Als es mich damals erwischt hatte, war ich glücklich über die Unterstützung und die vielen kleinen Gesten. Das „Wenn du Rückzug brauchst, komm her“, dass ich einfach mit Blumen versorgt und zu unterhaltsamen Nachmittagen abgeholt wurde, Besuch bekam…
Aber ich musste nie über eine Grenze gehen, wo es anstrengend und verpflichtend geworden wäre. Glaube ich zumindest. Eine kleine Idee bekam ich davon, als ich drei Wochen mit Magen-Darm-Grippe allein in meiner Wohnung lag und es nicht besser wurde oder ein paar Jahre vorher, als Nachwirkungen einer OP übler waren, als ich erwartet hatte. Hätte ich jemanden in diesem Zustand wirklich in meine Nähe lasse wollen? Hätten das Menschen gekonnt, die mich nie wirklich nah kennengelernt haben? Hätte ich mich überwinden können, für kleine Handlungen jemanden durch mehrere Stadtviertel zu mir zu rufen? Es geht ja oft um kleine Dinge. Essen kochen, Wäsche waschen, ein Bett beziehen, einen Reißverschluss zumachen, etwas hinterm Schrank vorholen, den Rücken zu kratzen. Wo ein Mensch, der mit einem lebt, einfach kurz rüberlangt oder eine halbe Stunde erübrigt und damit auch für sich selbst sorgt.
Das ist den Lebensplänen der flexiblen Großstadtsingles nicht so richtig vorgesehen. Noch nicht.
Klar kann man diese Versorgung auch einkaufen, wenn man genug bezahlt, sicher auch mit der liebevollen Note im Stil von Hausfrauenputz und Girlfriendsex. Man kann alles kaufen. Wenn man das Geld hat und ausblendet, dass es eine Dienstleistung ist.

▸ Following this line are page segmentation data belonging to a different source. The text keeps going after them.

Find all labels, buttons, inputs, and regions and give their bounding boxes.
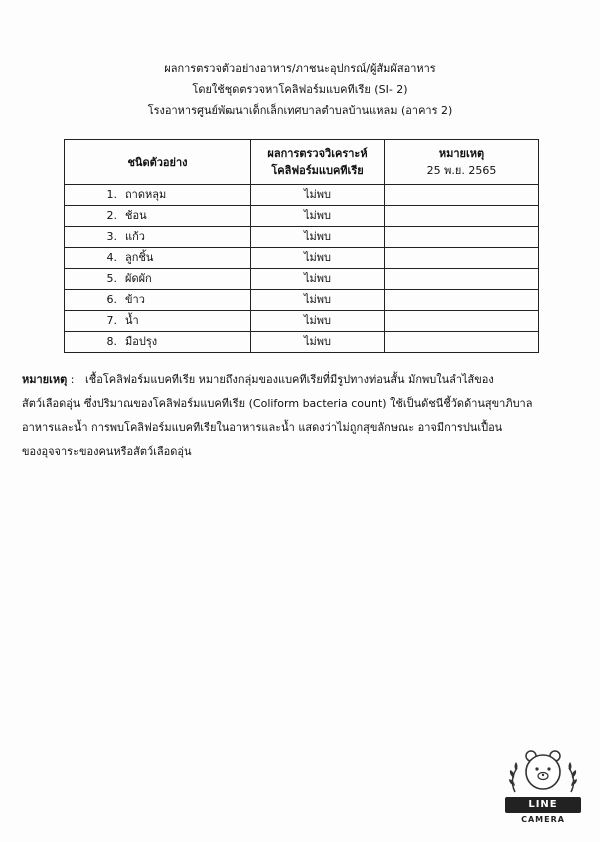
- result-cell: ไม่พบ: [251, 248, 385, 269]
- result-cell: ไม่พบ: [251, 227, 385, 248]
- heading-line-2: โดยใช้ชุดตรวจหาโคลิฟอร์มแบคทีเรีย (SI- 2): [192, 83, 408, 96]
- row-number: 2.: [106, 209, 117, 222]
- note-label: หมายเหตุ: [22, 373, 68, 386]
- result-cell: ไม่พบ: [251, 332, 385, 353]
- sample-name: ลูกชิ้น: [125, 251, 154, 264]
- row-number: 8.: [106, 335, 117, 348]
- sample-name: แก้ว: [125, 230, 145, 243]
- result-cell: ไม่พบ: [251, 206, 385, 227]
- table-row: [65, 248, 539, 269]
- sample-name: ผัดผัก: [125, 272, 152, 285]
- remark-cell: [385, 227, 539, 248]
- table-row: [65, 185, 539, 206]
- sample-cell: [65, 311, 251, 332]
- result-cell: ไม่พบ: [251, 185, 385, 206]
- table-row: [65, 290, 539, 311]
- heading-line-1: ผลการตรวจตัวอย่างอาหาร/ภาชนะอุปกรณ์/ผู้สัมผัสอาหาร: [164, 62, 436, 75]
- sample-name: ถาดหลุม: [125, 188, 167, 201]
- result-cell: ไม่พบ: [251, 269, 385, 290]
- row-number: 6.: [106, 293, 117, 306]
- header-remark-label: หมายเหตุ: [438, 147, 485, 160]
- header-remark: [385, 140, 539, 185]
- row-number: 5.: [106, 272, 117, 285]
- remark-cell: [385, 269, 539, 290]
- document-heading: [0, 58, 600, 121]
- remark-cell: [385, 185, 539, 206]
- sample-name: ข้าว: [125, 293, 145, 306]
- watermark-sub: CAMERA: [521, 815, 565, 824]
- sample-cell: [65, 290, 251, 311]
- row-number: 3.: [106, 230, 117, 243]
- note-line-4: ของอุจจาระของคนหรือสัตว์เลือดอุ่น: [22, 445, 192, 458]
- sample-cell: [65, 185, 251, 206]
- note-paragraph: หมายเหตุ : เชื้อโคลิฟอร์มแบคทีเรีย หมายถึงกลุ่มของแบคทีเรียที่มีรูปทางท่อนสั้น มักพบในลำไส้ของ สัตว์เลือดอุ่น ซึ่งปริมาณของโคลิฟอร์มแบคทีเรีย (Coliform bacteria count) ใช้เป็นดัชนีชี้วัดด้านสุขาภิบาล อาหารและน้ำ การพบโคลิฟอร์มแบคทีเรียในอาหารและน้ำ แสดงว่าไม่ถูกสุขลักษณะ อาจมีการปนเปื้อน ของอุจจาระของคนหรือสัตว์เลือดอุ่น: [22, 368, 542, 464]
- result-cell: ไม่พบ: [251, 311, 385, 332]
- note-line-1: เชื้อโคลิฟอร์มแบคทีเรีย หมายถึงกลุ่มของแบคทีเรียที่มีรูปทางท่อนสั้น มักพบในลำไส้ของ: [84, 373, 494, 386]
- sample-name: น้ำ: [125, 314, 139, 327]
- sample-cell: [65, 206, 251, 227]
- header-sample-type: [65, 140, 251, 185]
- table-row: [65, 332, 539, 353]
- result-cell: ไม่พบ: [251, 290, 385, 311]
- sample-name: ช้อน: [125, 209, 147, 222]
- watermark-brand: LINE: [505, 797, 581, 813]
- remark-cell: [385, 311, 539, 332]
- sample-name: มือปรุง: [125, 335, 158, 348]
- results-table: [64, 139, 539, 353]
- row-number: 1.: [106, 188, 117, 201]
- heading-line-3: โรงอาหารศูนย์พัฒนาเด็กเล็กเทศบาลตำบลบ้านแหลม (อาคาร 2): [147, 104, 453, 117]
- note-line-3: อาหารและน้ำ การพบโคลิฟอร์มแบคทีเรียในอาหารและน้ำ แสดงว่าไม่ถูกสุขลักษณะ อาจมีการปนเปื้อน: [22, 421, 503, 434]
- table-row: [65, 311, 539, 332]
- row-number: 4.: [106, 251, 117, 264]
- table-row: [65, 206, 539, 227]
- sample-cell: [65, 248, 251, 269]
- remark-cell: [385, 248, 539, 269]
- header-result: [251, 140, 385, 185]
- header-result-line-2: โคลิฟอร์มแบคทีเรีย: [271, 164, 364, 177]
- note-line-2: สัตว์เลือดอุ่น ซึ่งปริมาณของโคลิฟอร์มแบคทีเรีย (Coliform bacteria count) ใช้เป็นดัชนีชี้วัดด้านสุขาภิบาล: [22, 397, 533, 410]
- sample-cell: [65, 227, 251, 248]
- table-row: [65, 269, 539, 290]
- sample-cell: [65, 332, 251, 353]
- sample-cell: [65, 269, 251, 290]
- row-number: 7.: [106, 314, 117, 327]
- header-sample-type-label: ชนิดตัวอย่าง: [127, 155, 188, 169]
- table-header-row: [65, 140, 539, 185]
- remark-cell: [385, 332, 539, 353]
- table-row: [65, 227, 539, 248]
- header-remark-date: 25 พ.ย. 2565: [426, 164, 497, 177]
- header-result-line-1: ผลการตรวจวิเคราะห์: [267, 147, 368, 160]
- remark-cell: [385, 290, 539, 311]
- remark-cell: [385, 206, 539, 227]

Edit: Wir stellen je gern Liebe auf so einen hohen Sockel und meinen damit meist den Hormon-Rausch der Anfangszeit, wo man sowieso immer einer Meinung ist und aneinanderklebt. Aber ganz eigentlich ist Liebe eben auch das Aushalten eines unerträglichen Zustandes, in dem man trotzdem in der Nähe bleibt und nicht wegrennt, weil es grade keinen Spaß macht.